AMY GOODMAN: You’ve done a lot of coverage of Iraq, and now there’s the big scandal in the inquiry in Britain about David Kelly, the weapons inspector who told the BBC, allegedly said, that the Blair administration had sexed up the, had exaggerated the threats of Saddam Hussein, to justify the invasion of Iraq. And we were just on with Jamie Wilson, who had been in Basra, talking about the riots there, people who were demanding services and electricity, not to mention the protests that have been taking place against the invasion and occupation now. Your comments in linking these issues.
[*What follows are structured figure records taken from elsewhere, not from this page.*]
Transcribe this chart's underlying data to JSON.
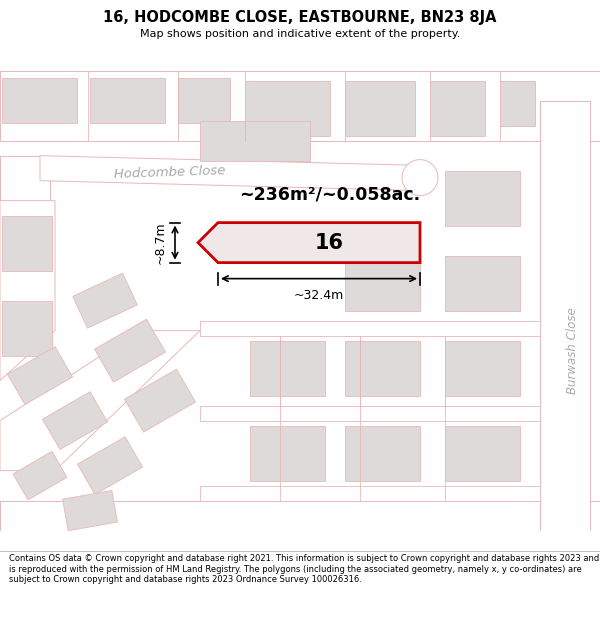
{
  "title": "16, HODCOMBE CLOSE, EASTBOURNE, BN23 8JA",
  "subtitle": "Map shows position and indicative extent of the property.",
  "footer": "Contains OS data © Crown copyright and database right 2021. This information is subject to Crown copyright and database rights 2023 and is reproduced with the permission of HM Land Registry. The polygons (including the associated geometry, namely x, y co-ordinates) are subject to Crown copyright and database rights 2023 Ordnance Survey 100026316.",
  "bg_color": "#eeebeb",
  "road_color": "#ffffff",
  "road_edge": "#e8b8b8",
  "building_color": "#dedad9",
  "building_edge": "#cccccc",
  "highlight_color": "#cc0000",
  "highlight_fill": "#f0e8e8",
  "area_text": "~236m²/~0.058ac.",
  "label_16": "16",
  "dim_width": "~32.4m",
  "dim_height": "~8.7m",
  "road_label": "Hodcombe Close",
  "road_label2": "Burwash Close"
}
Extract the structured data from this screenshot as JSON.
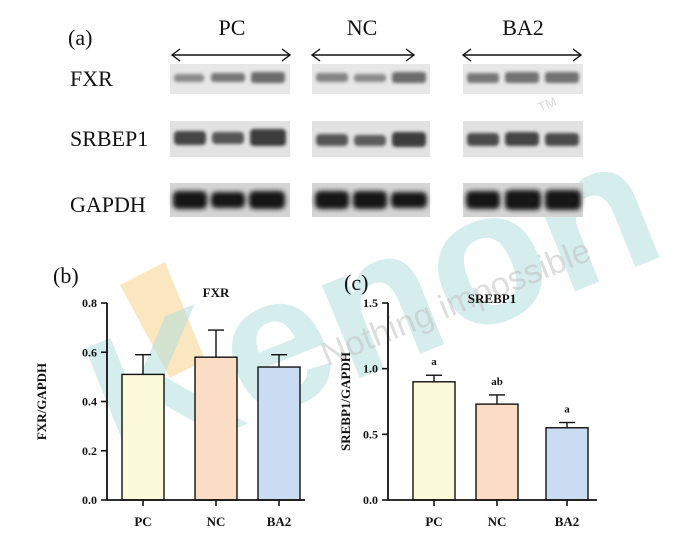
{
  "panel_a": {
    "label": "(a)",
    "groups": [
      "PC",
      "NC",
      "BA2"
    ],
    "rows": [
      "FXR",
      "SRBEP1",
      "GAPDH"
    ]
  },
  "watermark": {
    "brand": "Kenon",
    "tagline": "Nothing impossible",
    "mark": "TM",
    "colors": {
      "brand": "#9fd6d6",
      "accent": "#f6c86e"
    }
  },
  "chart_data": [
    {
      "panel": "(b)",
      "type": "bar",
      "title": "FXR",
      "xlabel": "",
      "ylabel": "FXR/GAPDH",
      "categories": [
        "PC",
        "NC",
        "BA2"
      ],
      "values": [
        0.51,
        0.58,
        0.54
      ],
      "errors": [
        0.08,
        0.11,
        0.05
      ],
      "letters": [
        "",
        "",
        ""
      ],
      "ylim": [
        0.0,
        0.8
      ],
      "yticks": [
        0.0,
        0.2,
        0.4,
        0.6,
        0.8
      ],
      "ytick_labels": [
        "0.0",
        "0.2",
        "0.4",
        "0.6",
        "0.8"
      ],
      "bar_colors": [
        "#fcfbd9",
        "#fbdcc5",
        "#c9dcf2"
      ],
      "grid": false,
      "legend": "none"
    },
    {
      "panel": "(c)",
      "type": "bar",
      "title": "SREBP1",
      "xlabel": "",
      "ylabel": "SREBP1/GAPDH",
      "categories": [
        "PC",
        "NC",
        "BA2"
      ],
      "values": [
        0.9,
        0.73,
        0.55
      ],
      "errors": [
        0.05,
        0.07,
        0.04
      ],
      "letters": [
        "a",
        "ab",
        "a"
      ],
      "ylim": [
        0.0,
        1.5
      ],
      "yticks": [
        0.0,
        0.5,
        1.0,
        1.5
      ],
      "ytick_labels": [
        "0.0",
        "0.5",
        "1.0",
        "1.5"
      ],
      "bar_colors": [
        "#fcfbd9",
        "#fbdcc5",
        "#c9dcf2"
      ],
      "grid": false,
      "legend": "none"
    }
  ]
}
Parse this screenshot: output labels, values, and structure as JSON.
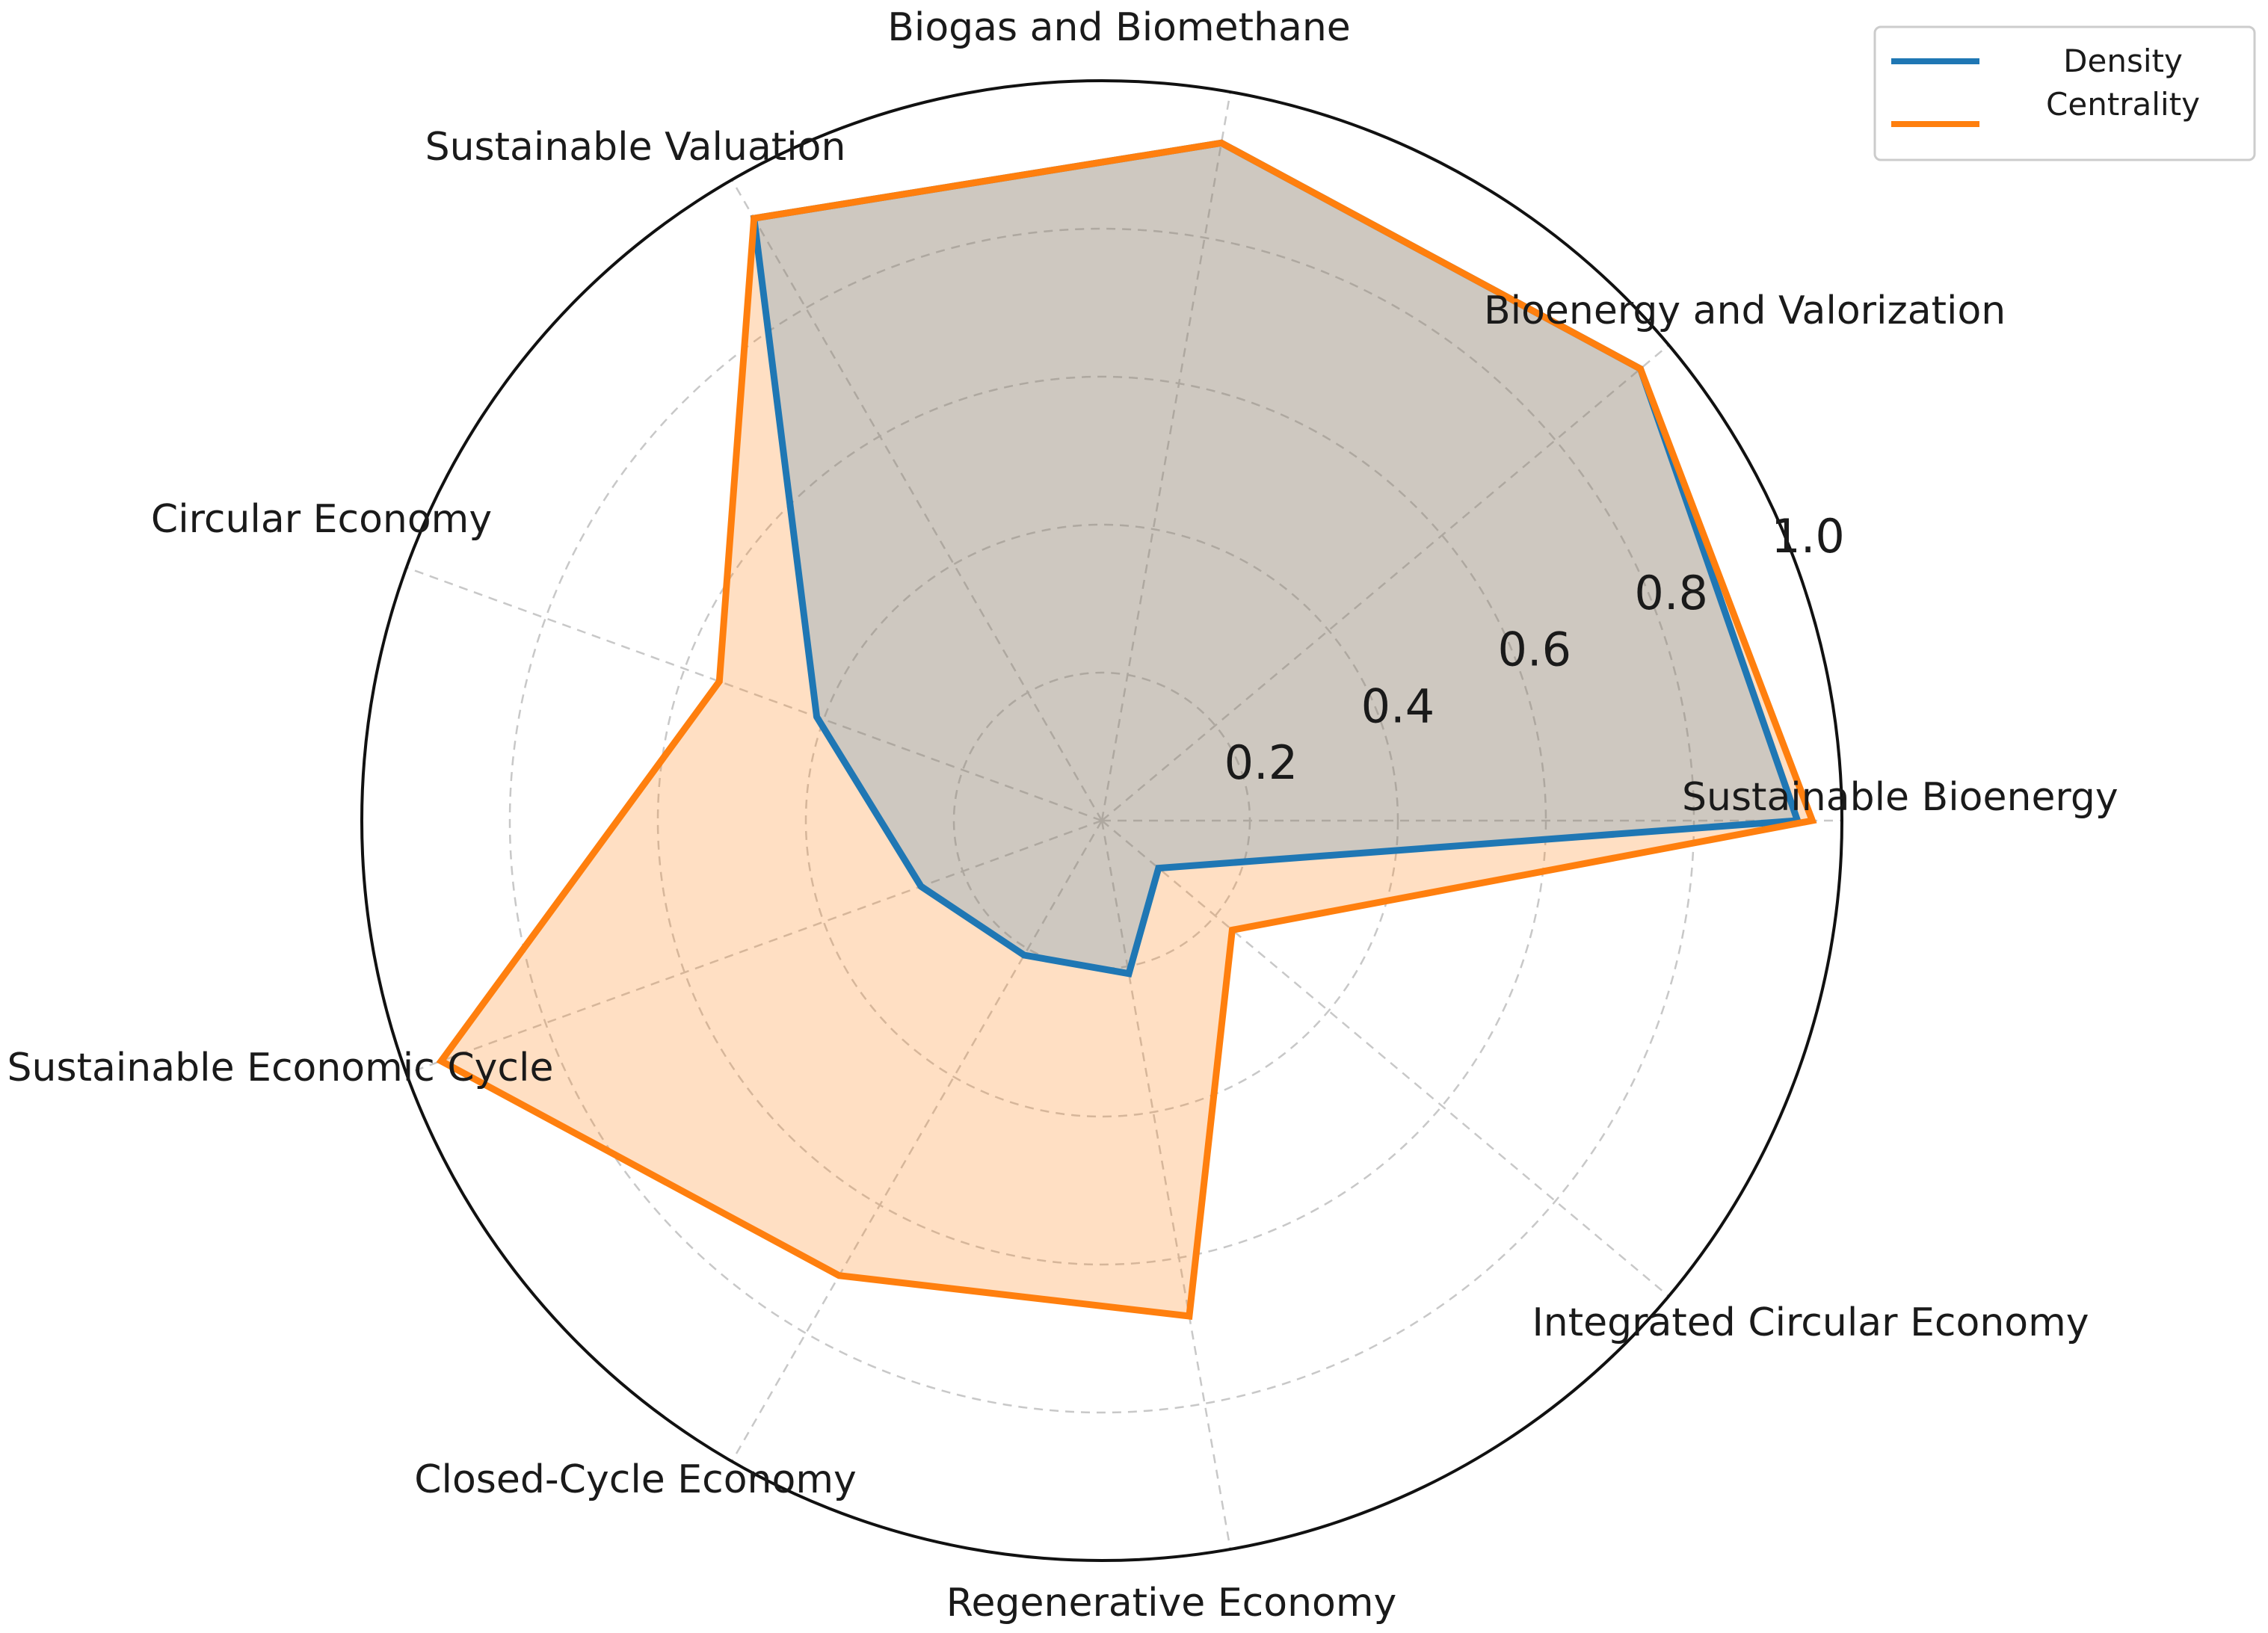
{
  "chart_data": {
    "type": "radar",
    "categories": [
      "Sustainable Bioenergy",
      "Bioenergy and Valorization",
      "Biogas and Biomethane",
      "Sustainable Valuation",
      "Circular Economy",
      "Sustainable Economic Cycle",
      "Closed-Cycle Economy",
      "Regenerative Economy",
      "Integrated Circular Economy"
    ],
    "series": [
      {
        "name": "Density",
        "color": "#1f77b4",
        "values": [
          0.94,
          0.95,
          0.93,
          0.94,
          0.41,
          0.26,
          0.21,
          0.21,
          0.1
        ]
      },
      {
        "name": "Centrality",
        "color": "#ff7f0e",
        "values": [
          0.96,
          0.95,
          0.93,
          0.94,
          0.55,
          0.95,
          0.71,
          0.68,
          0.23
        ]
      }
    ],
    "rlim": [
      0,
      1.0
    ],
    "r_ticks": [
      "0.2",
      "0.4",
      "0.6",
      "0.8",
      "1.0"
    ],
    "r_tick_values": [
      0.2,
      0.4,
      0.6,
      0.8,
      1.0
    ],
    "legend": {
      "position": "top-right"
    },
    "grid": true
  }
}
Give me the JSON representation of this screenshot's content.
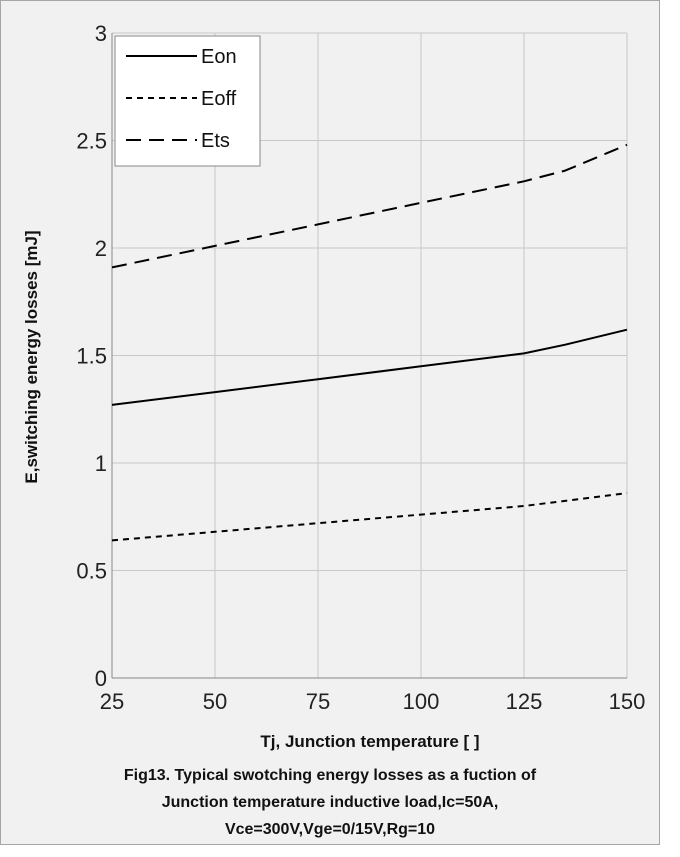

GEORGE MONBIOT: Well, it’s very plain that in Britain, as usual, we are monumentally missing the point. The classic British thing is taking place, whereby we concentrate on a small issue, and ignore the big one which lies behind it. And in this case, it’s a great tragedy, David Kelly committed suicide because of the extreme pressure that he was being placed under, after it became clear that he was the source of the BBC story. That the government’s dossier purporting to show that Saddam Hussein could launch an attack on Britain within 45 minutes had been, you could call it, sexed up, you could call it firmed up, you could call it edited, whatever you like, but had been altered in some way, to try to make British people frightened, to try to create the impression that there was a real threat from Saddam Hussein when, of course, as we know, there was no such threat at all to people in Western nations. But the real issue is not the tragic suicide of David Kelly, the real issue, of course, is that we went to war, on the basis of what was patently false information, and that several thousand innocent Iraqi civilians were murdered by us as a result of that. They were killed because we were lied to. That’s the real issue, and that’s the issue which isn’t being addressed by the Kelly inquiry.
AMY GOODMAN: Well, I want to thank you very much, George Monbiot, for being with us. Remarkable how all these issues come together: the invasion, what the invasion was for, the issue of oil, the dependence on fossil fuels, the issue of electricity and what fuels this society here in the United States where we’re now experiencing a blackout that has paralyzed Northeast United States as well as parts of Canada, and, of course, has repercussions in many more areas. 50 million people are affected. George Monbiot, thanks for joining us.